20 Ağustos 2023 Pazar

Karakter Aşınması

Sennett kitabında, yeni kapitalizmin insanın karakterine yönelik saldırısı sürüklenme, eski kapitalizme ait bir kötülük rutin, zamanın yeniden yapılandırılması esneklik, modern emek biçimlerini kavramanın zorluğu okunaksız, risk almak nasıl kafa karıştırıcı ve bunaltıcı bir deneyim haline geldi, iş etiği nasıl değişti, başarısızlıkla başa çıkmak, işin açtığı yaralara bir çare: cemaat tehlikeli bir zamir bölümleri ile zihinleri öğretici ve düşündürücü bir yeniden yaratım sürecine sürüklüyor.

Arka Kapak

Yeni ekonomik düzenin büyülü sözcüğü "değişim"in doğası nedir; insanlara nasıl yansıyor? Her zaman kısa vadeye endeksli bir ekonomide kişi nasıl kalıcı değer ve hedeflere sahip olabilir? Her an parçalanan veya sürekli yeniden yapılanan kurumlarda, kişi kendi kimliğini ve yaşam öyküsünü nasıl oluşturabilir? Küreselleşme olgusunu makro düzeyde inceleyen birçok kitap yayımlandığı halde, bu sürecin mikro düzeyi, insan karakteri üzerindeki etkileri pek az incelendi. Richard Sennett, Karakter Aşınması'nda bunu yapıyor. Ona göre sermayenin, günümüz ekonomisinin bütün dünyaya yayılmış dalgalı denizlerinde "hızlı kâr"ın dışında başka bir amacı yok; şirketlerini piyasadaki anlık değişimlere müdahale edecek biçimde esnekleştirip, yeniden yapılandırıyor.
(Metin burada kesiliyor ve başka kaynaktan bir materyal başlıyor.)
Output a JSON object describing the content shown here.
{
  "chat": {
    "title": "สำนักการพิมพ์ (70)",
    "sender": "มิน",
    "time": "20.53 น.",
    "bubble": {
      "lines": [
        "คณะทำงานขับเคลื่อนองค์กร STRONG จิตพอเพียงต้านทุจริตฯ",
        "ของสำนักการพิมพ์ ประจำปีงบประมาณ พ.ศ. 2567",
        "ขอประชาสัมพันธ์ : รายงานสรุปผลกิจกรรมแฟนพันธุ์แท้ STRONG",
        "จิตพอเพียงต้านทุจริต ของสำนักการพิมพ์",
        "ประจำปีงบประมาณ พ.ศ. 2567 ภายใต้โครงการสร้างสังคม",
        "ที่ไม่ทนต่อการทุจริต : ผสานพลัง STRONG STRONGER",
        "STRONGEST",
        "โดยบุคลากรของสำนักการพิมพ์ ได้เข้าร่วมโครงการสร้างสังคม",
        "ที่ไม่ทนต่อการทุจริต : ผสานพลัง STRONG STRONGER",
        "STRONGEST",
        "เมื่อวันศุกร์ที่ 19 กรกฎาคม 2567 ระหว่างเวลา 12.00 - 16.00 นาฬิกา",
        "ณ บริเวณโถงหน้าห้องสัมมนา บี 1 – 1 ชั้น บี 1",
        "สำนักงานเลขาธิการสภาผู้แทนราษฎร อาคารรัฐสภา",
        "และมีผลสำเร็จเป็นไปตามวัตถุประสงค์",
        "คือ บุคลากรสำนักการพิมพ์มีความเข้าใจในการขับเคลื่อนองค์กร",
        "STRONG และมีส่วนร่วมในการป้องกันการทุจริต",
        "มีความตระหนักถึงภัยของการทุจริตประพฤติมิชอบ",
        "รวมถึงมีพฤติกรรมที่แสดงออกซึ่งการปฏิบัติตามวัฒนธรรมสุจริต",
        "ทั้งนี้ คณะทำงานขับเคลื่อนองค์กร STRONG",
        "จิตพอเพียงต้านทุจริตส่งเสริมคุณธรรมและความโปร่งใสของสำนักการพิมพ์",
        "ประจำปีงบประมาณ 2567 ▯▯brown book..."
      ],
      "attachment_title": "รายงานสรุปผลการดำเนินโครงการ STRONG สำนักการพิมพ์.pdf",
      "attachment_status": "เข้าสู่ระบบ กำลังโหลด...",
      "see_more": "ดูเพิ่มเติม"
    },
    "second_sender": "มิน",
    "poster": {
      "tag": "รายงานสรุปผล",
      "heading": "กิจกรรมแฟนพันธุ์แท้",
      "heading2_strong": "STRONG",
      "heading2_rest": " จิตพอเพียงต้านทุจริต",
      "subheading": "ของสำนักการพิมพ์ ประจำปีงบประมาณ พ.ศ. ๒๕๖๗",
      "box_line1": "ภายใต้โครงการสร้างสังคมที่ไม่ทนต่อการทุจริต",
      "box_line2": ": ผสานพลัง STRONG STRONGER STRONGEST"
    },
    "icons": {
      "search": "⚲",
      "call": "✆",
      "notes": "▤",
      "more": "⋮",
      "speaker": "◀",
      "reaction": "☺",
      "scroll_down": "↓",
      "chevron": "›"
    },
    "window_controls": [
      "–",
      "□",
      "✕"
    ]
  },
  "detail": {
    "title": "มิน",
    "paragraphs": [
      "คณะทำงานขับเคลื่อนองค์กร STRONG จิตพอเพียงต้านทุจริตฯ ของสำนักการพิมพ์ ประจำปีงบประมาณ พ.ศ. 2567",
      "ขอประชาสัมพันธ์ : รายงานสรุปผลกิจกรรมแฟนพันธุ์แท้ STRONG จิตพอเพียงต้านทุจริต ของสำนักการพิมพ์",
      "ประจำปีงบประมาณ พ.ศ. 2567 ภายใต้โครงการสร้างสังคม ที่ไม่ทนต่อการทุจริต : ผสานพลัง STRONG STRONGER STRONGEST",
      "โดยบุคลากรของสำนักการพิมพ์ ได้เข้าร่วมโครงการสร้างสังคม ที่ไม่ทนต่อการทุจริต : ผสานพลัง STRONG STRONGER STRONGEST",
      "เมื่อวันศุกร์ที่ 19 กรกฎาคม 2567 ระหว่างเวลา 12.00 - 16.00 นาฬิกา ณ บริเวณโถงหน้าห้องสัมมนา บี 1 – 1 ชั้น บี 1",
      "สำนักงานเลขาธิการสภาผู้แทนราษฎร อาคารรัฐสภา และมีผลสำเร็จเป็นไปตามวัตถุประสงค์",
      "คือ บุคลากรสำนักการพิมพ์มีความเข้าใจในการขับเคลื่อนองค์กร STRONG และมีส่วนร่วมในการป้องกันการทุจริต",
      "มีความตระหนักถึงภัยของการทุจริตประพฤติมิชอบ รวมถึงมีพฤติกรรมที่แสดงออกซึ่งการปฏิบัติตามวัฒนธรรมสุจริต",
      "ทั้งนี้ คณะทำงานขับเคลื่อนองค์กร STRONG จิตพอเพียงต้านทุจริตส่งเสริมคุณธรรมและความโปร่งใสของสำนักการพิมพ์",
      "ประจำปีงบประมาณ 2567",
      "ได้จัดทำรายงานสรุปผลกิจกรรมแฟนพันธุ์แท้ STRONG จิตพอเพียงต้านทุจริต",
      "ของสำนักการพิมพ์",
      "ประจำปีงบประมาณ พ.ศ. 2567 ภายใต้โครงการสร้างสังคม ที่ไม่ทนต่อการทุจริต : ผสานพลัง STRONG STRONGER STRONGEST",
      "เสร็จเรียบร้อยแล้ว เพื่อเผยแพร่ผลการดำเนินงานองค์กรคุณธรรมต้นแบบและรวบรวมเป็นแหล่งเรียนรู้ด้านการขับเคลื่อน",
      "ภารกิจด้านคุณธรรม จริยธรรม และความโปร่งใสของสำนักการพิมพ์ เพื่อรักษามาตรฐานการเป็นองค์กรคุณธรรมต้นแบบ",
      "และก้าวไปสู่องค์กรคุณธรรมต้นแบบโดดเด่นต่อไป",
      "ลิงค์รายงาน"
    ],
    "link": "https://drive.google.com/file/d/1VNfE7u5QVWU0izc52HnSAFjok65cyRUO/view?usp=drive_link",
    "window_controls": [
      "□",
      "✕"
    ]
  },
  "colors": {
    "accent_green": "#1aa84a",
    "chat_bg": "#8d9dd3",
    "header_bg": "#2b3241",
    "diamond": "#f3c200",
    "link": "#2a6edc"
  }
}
Kişilerden sürekli kendisini yenilemesini, seyyar olmasını, risk almasını, rekabet becerisini geliştirerek yırtıcı bir karakter edinmesini, takım çalışmasında uyumlu olmasını bekliyor. Ancak eski kapitalizmin rutin ve monoton yapısına karşı savunulan bu politikaya yakından bakıldığı zaman, sadece eski iktidar yapılarının rengini değiştirdiği görülüyor. Çalışanlar için esnekliğin anlamı ise yaşam boyu iş güvencesinin yok olması; sürekli iş ve şehir değiştirerek yön duygusunu yitirmek; istikrarlı işlerin yerini geçici projelere bırakması ve bir işten diğerine, dünden yarına sürüklenen yaşam parçacıklarından beslenen, rekabetin körüklediği "güvensizlik" ve "kayıtsızlık" duygusu... Ve bir de karakter aşınması... Oysa insan karakteri, duygusal deneyimlerimizin uzun vadeli olması ve başkalarıyla girdiğimiz ilişkilere yüklediğimiz etik değerler üzerinden gelişir. Karakter, içsel bütünlük, ilişkilerde karşılıklı bağlılık ve uzun vadeli bir hedef için çaba harcamak biçiminde kendini gösterir. Yeni kapitalizm ise güvenmeyi, bağlanmayı ve uzun vadeli planlar yapmayı kârlı bulmaz, reddeder. Sennett Karakter Aşınması'nda gelişmiş bilgisayarlarla üretilen ekmeğin kalitesinden çok, ekmeği yiyenlerin hayatına bakıyor ve soruyor: "Bu sistem insanın yaşamına değer ve anlam katıyor mu?" Ve ekliyor: "Değişim, kitlesel ayaklanmalarda değil, ihtiyaçlarını birbirleriyle paylaşan insanların arasında, toprakta yeşerir. İnsanları birbirleri için kaygılanmaz hale getiren bir rejimin, meşruiyetini uzun süre koruyamayacağından eminim".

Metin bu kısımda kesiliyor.